What Will Happen if You Accidentally Donate Plasma While Pregnant?
It is possible for a blood center to forget to ask a woman about the possibility of pregnancy before allowing her to donate blood products. This may cause serious problems. Hypothetically, if someone donates plasma while pregnancy there may be many problems such as-
- Premature Birth
- Low Birth Weight
As mentioned before, receiving blood plasma by a pregnant woman can also affect the recipient of the plasma. The recipient may be affected by the HLA antibodies that are present within a pregnant woman’s body. This can lead to problems including transfusion-related acute lung injury (TRALI).
So, what should you do if you accidentally donated plasma during pregnancy?
It is important to eat and drink to recover the fluids and nutrients lost during blood donations. This is even more important if you are pregnant.
- Eat a snack and drink some fluids after donating.
- Refrain from doing any vigorous exercise after donating plasma or other blood products. Foods rich in iron and protein are highly recommended after plasma donation; good sources of protein include fish, meat, beans, and nuts.
Additionally, please call the blood center and let them know that you accidentally donated blood while pregnant. If the blood has not been used yet, they may be able to track it down and make sure it is not used.
What are Some of the Things that You Can Donate During Pregnancy?
Although plasma donation is forbidden during pregnancy there are many other ways a woman can help society. Such donations will not only help society but the woman herself in many ways. Let’s find out:
Many babies are breastfed, and many more women would like to breastfeed, but they are unable to. Women cannot donate breast milk during pregnancy, because most women do not lactate during pregnancy.
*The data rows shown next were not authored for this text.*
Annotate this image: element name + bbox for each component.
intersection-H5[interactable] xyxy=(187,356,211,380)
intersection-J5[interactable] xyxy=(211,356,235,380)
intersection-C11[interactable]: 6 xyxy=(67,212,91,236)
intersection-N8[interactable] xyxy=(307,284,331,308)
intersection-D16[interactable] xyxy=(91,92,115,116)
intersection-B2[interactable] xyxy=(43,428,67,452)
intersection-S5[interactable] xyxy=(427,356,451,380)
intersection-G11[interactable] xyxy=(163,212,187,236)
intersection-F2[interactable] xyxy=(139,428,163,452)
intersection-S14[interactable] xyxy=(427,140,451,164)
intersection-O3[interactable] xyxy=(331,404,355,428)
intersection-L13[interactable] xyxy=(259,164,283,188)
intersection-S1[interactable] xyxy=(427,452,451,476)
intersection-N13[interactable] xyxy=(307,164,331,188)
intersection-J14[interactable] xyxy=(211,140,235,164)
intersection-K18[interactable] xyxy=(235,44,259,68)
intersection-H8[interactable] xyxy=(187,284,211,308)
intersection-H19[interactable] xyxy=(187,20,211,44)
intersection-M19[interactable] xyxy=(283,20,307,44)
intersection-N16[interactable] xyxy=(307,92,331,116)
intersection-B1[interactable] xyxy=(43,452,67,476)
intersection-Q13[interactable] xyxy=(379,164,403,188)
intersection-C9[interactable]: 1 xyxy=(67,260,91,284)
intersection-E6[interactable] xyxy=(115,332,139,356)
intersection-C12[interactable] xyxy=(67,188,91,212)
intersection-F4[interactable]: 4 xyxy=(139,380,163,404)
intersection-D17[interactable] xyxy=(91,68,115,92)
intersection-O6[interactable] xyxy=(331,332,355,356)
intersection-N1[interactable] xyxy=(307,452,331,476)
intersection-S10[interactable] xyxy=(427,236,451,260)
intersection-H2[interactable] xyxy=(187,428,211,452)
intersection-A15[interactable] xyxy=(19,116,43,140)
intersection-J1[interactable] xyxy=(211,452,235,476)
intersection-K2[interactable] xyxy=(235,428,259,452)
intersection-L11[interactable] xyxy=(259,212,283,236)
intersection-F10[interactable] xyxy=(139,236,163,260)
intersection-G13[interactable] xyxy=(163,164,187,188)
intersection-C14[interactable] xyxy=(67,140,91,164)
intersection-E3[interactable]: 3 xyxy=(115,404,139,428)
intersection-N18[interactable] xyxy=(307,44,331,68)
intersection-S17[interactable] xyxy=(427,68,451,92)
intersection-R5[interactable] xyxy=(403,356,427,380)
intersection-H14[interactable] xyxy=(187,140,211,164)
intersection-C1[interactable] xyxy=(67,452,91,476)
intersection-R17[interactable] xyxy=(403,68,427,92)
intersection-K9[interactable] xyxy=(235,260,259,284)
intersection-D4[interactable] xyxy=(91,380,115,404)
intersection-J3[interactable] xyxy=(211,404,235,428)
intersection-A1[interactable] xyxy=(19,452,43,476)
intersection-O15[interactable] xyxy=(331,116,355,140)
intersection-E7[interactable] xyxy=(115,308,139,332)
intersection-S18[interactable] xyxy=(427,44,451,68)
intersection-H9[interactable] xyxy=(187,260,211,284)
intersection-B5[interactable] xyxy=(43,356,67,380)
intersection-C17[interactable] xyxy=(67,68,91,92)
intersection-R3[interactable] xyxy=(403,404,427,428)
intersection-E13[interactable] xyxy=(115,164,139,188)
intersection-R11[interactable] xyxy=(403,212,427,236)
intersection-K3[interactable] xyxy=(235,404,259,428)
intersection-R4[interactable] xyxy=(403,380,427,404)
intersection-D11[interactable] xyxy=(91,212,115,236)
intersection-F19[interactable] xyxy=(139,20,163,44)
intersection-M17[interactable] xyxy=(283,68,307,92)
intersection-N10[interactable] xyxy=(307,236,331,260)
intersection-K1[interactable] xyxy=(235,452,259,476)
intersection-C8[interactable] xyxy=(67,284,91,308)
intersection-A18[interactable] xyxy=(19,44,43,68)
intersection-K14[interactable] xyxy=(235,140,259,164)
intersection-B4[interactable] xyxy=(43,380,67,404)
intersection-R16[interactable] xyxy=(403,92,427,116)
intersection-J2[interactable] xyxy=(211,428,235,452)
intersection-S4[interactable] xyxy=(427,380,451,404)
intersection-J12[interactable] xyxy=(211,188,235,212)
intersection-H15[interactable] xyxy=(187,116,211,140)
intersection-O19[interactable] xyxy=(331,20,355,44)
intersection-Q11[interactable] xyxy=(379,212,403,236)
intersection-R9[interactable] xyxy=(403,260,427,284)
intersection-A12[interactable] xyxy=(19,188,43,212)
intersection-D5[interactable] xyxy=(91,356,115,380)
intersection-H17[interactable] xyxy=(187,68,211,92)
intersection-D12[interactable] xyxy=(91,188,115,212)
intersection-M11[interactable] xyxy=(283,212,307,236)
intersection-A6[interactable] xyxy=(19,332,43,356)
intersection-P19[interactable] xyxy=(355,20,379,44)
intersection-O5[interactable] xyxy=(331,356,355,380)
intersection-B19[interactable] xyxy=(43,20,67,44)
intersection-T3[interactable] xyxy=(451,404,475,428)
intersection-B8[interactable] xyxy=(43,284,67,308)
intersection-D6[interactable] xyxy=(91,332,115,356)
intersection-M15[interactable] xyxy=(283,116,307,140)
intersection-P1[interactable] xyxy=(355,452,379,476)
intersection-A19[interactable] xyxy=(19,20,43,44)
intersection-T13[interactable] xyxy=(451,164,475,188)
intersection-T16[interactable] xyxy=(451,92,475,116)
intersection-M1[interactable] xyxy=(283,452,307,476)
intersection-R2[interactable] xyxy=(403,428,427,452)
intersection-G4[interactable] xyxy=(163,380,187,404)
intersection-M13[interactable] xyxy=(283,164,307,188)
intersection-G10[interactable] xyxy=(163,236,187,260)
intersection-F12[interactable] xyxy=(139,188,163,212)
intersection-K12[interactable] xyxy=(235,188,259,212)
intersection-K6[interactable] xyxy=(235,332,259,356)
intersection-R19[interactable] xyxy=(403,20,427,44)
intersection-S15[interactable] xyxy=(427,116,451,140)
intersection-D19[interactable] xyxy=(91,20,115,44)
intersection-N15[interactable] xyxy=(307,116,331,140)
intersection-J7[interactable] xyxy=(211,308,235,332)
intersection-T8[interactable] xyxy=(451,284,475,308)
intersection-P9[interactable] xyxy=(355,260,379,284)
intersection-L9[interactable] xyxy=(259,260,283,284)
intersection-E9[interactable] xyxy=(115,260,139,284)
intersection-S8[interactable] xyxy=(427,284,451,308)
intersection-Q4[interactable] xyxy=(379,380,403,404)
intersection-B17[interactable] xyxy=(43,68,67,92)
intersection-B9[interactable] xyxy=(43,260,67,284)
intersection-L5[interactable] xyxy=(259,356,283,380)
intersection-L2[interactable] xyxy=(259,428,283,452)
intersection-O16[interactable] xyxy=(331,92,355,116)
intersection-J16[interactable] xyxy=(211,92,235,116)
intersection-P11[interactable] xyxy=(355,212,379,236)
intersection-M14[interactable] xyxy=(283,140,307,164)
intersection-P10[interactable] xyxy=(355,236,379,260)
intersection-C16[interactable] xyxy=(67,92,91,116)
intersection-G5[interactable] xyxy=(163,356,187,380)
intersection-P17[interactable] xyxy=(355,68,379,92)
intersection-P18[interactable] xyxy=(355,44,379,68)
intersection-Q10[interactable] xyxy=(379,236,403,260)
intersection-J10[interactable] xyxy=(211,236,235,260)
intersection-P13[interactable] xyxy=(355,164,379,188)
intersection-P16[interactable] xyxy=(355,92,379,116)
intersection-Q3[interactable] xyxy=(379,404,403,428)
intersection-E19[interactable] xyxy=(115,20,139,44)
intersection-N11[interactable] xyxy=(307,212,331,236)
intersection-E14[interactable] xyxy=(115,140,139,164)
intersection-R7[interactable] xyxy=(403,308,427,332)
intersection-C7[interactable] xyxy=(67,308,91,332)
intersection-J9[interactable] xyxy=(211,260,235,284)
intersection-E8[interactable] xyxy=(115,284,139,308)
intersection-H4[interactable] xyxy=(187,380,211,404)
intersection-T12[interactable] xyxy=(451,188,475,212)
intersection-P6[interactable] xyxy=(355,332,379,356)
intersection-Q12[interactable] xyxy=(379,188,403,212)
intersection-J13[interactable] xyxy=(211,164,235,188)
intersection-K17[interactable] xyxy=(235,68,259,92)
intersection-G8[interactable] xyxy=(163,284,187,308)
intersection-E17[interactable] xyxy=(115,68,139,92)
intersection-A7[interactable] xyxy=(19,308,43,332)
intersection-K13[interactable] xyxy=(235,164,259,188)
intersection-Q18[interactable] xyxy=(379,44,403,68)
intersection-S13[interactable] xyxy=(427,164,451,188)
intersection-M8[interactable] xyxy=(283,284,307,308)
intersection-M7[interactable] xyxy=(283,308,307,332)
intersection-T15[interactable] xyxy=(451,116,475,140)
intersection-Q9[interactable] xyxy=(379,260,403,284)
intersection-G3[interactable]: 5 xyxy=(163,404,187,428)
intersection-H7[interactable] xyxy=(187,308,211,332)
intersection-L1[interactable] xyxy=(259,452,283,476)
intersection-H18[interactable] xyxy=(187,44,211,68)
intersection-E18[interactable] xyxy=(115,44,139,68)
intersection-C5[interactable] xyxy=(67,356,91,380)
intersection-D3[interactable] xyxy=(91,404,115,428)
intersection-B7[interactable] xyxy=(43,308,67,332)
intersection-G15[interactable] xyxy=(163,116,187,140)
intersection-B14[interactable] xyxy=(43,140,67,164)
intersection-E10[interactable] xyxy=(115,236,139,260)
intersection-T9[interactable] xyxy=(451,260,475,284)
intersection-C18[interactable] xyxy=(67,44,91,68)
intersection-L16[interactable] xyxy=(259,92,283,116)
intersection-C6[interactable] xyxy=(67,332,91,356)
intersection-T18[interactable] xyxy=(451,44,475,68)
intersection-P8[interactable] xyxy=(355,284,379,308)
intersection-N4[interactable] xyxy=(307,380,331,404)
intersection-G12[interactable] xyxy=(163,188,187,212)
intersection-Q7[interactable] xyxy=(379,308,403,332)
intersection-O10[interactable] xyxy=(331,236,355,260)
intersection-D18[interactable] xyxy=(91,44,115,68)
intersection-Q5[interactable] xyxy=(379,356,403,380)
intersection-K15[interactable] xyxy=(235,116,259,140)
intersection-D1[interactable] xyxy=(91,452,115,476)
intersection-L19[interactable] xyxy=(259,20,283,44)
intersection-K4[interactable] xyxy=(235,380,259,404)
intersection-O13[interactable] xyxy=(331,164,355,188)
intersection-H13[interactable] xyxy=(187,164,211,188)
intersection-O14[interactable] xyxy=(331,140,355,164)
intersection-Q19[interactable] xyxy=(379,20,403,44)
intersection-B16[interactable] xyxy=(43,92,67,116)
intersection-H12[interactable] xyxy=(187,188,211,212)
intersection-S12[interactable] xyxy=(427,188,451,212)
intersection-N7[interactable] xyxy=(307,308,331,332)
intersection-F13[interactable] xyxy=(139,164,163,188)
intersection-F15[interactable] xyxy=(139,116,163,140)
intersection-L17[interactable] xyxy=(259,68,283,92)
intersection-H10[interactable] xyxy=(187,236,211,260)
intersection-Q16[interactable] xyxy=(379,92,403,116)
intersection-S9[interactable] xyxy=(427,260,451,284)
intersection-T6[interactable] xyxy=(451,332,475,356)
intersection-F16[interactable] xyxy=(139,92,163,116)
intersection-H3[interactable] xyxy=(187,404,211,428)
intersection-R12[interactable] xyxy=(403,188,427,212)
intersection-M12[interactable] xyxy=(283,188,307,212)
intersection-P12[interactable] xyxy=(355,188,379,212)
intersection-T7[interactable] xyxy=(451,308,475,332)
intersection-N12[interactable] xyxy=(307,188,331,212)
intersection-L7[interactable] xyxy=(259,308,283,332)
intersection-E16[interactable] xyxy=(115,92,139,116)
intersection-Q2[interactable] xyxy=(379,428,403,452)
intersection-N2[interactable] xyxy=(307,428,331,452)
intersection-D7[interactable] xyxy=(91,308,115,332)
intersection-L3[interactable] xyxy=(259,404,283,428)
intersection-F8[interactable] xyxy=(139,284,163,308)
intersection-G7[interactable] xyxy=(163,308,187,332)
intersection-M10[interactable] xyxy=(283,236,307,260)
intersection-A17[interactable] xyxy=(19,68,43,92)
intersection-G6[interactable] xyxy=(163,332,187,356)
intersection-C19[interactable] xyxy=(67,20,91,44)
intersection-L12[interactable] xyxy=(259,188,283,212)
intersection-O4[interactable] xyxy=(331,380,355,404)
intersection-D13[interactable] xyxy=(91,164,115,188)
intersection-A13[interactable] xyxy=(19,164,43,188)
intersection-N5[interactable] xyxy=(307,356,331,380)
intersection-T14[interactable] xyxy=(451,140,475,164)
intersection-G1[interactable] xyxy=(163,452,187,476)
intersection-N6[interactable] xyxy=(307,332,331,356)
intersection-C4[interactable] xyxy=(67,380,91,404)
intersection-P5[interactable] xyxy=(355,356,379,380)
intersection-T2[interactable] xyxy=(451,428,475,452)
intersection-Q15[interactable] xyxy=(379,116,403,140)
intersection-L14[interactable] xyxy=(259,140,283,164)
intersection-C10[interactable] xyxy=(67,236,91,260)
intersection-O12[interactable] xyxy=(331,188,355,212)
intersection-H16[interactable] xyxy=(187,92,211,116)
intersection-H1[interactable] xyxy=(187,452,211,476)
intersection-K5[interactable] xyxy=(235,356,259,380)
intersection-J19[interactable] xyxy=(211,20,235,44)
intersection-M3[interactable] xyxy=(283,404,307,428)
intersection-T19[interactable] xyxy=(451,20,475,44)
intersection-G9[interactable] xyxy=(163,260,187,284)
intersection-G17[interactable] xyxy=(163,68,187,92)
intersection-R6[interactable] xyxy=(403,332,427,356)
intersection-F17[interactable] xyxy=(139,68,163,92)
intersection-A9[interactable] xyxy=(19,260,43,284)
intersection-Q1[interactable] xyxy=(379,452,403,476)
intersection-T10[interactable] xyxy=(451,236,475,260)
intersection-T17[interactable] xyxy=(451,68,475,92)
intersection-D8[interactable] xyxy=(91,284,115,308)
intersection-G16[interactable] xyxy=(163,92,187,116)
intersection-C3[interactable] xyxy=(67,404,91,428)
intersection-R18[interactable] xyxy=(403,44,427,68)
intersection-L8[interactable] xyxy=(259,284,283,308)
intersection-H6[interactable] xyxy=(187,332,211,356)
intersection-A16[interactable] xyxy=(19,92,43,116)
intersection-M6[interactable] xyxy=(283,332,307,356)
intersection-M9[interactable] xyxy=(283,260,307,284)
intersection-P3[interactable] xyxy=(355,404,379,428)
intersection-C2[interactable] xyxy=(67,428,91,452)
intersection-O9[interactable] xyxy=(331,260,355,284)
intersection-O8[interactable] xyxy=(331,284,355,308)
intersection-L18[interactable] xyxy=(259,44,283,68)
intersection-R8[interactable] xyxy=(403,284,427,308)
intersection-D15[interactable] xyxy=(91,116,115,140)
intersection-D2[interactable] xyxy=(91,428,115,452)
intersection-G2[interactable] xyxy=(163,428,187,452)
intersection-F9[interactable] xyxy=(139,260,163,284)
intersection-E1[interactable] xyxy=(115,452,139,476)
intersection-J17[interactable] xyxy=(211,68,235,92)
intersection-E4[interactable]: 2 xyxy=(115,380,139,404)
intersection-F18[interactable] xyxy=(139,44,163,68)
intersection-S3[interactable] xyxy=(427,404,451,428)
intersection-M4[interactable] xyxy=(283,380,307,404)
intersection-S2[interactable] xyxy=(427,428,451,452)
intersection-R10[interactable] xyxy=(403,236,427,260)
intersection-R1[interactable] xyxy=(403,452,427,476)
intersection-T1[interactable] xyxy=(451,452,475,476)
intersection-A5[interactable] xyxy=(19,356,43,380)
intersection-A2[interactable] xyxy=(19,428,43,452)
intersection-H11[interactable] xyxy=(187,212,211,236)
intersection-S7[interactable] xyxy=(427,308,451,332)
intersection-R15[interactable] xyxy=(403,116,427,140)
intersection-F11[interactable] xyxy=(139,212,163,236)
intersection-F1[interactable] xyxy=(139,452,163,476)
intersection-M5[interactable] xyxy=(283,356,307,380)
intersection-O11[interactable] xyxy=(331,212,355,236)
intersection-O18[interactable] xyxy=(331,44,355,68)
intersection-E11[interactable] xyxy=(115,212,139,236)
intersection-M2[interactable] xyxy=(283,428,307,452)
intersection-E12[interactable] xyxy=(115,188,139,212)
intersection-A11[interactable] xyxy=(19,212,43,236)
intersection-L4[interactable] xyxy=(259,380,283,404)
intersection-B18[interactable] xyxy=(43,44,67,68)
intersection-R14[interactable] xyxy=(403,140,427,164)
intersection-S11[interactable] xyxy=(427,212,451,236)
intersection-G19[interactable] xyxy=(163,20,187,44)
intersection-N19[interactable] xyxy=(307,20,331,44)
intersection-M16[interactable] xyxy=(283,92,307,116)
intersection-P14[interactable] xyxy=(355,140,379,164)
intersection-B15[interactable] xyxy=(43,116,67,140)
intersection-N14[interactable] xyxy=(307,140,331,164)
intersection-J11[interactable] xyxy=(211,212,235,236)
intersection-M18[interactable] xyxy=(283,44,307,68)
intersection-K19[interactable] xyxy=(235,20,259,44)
However, after delivery, women who have excess breast milk may be able to donate it to another family.
Some reasons a woman might have extra milk include:
- The family chooses to use formula instead
- The woman has a very high milk supply
- The baby does not survive the neonatal period
- The baby is allergic to milk
Donated breast milk can be immensely beneficial for babies who would have otherwise not received any breast milk.
Cord Blood Donation
Donating anything that would otherwise be thrown away can help us save lives. After your baby is delivered, the placenta and the umbilical cord can be harvested for cord blood. We can save a lot of lives with the kind generosity of mothers like you.
Q: Do They Test for Pregnancy When Donating Plasma?
No, pregnancy tests are not done prior to donating plasma. However, the employee may ask various questions to assess a person’s risk, including the possibility of pregnancy.
Q: Can You Donate Plasma While Trying to Get Pregnant?
You can donate plasma while trying to get pregnant but it’s better not to. It is recommended to not donate plasma due to future iron deficiency and the need for plasma during pregnancy.
Q: Can You Donate Plasma Between Blood Donations?
Yes, you can donate plasma if it has been at least 4 weeks since donating blood. However, it is preferable to wait two months.
Pregnant women cannot donate plasma. This may endanger the recipient, the baby, and/or the donor.
Although you cannot donate plasma while pregnant or shortly after, you can donate plasma and help your community at a later date. Please make sure to wait the recommended amount of time, usually a year after your pregnancy ends. This ensures that your blood is safe to donate and will not cause harm to any recipients.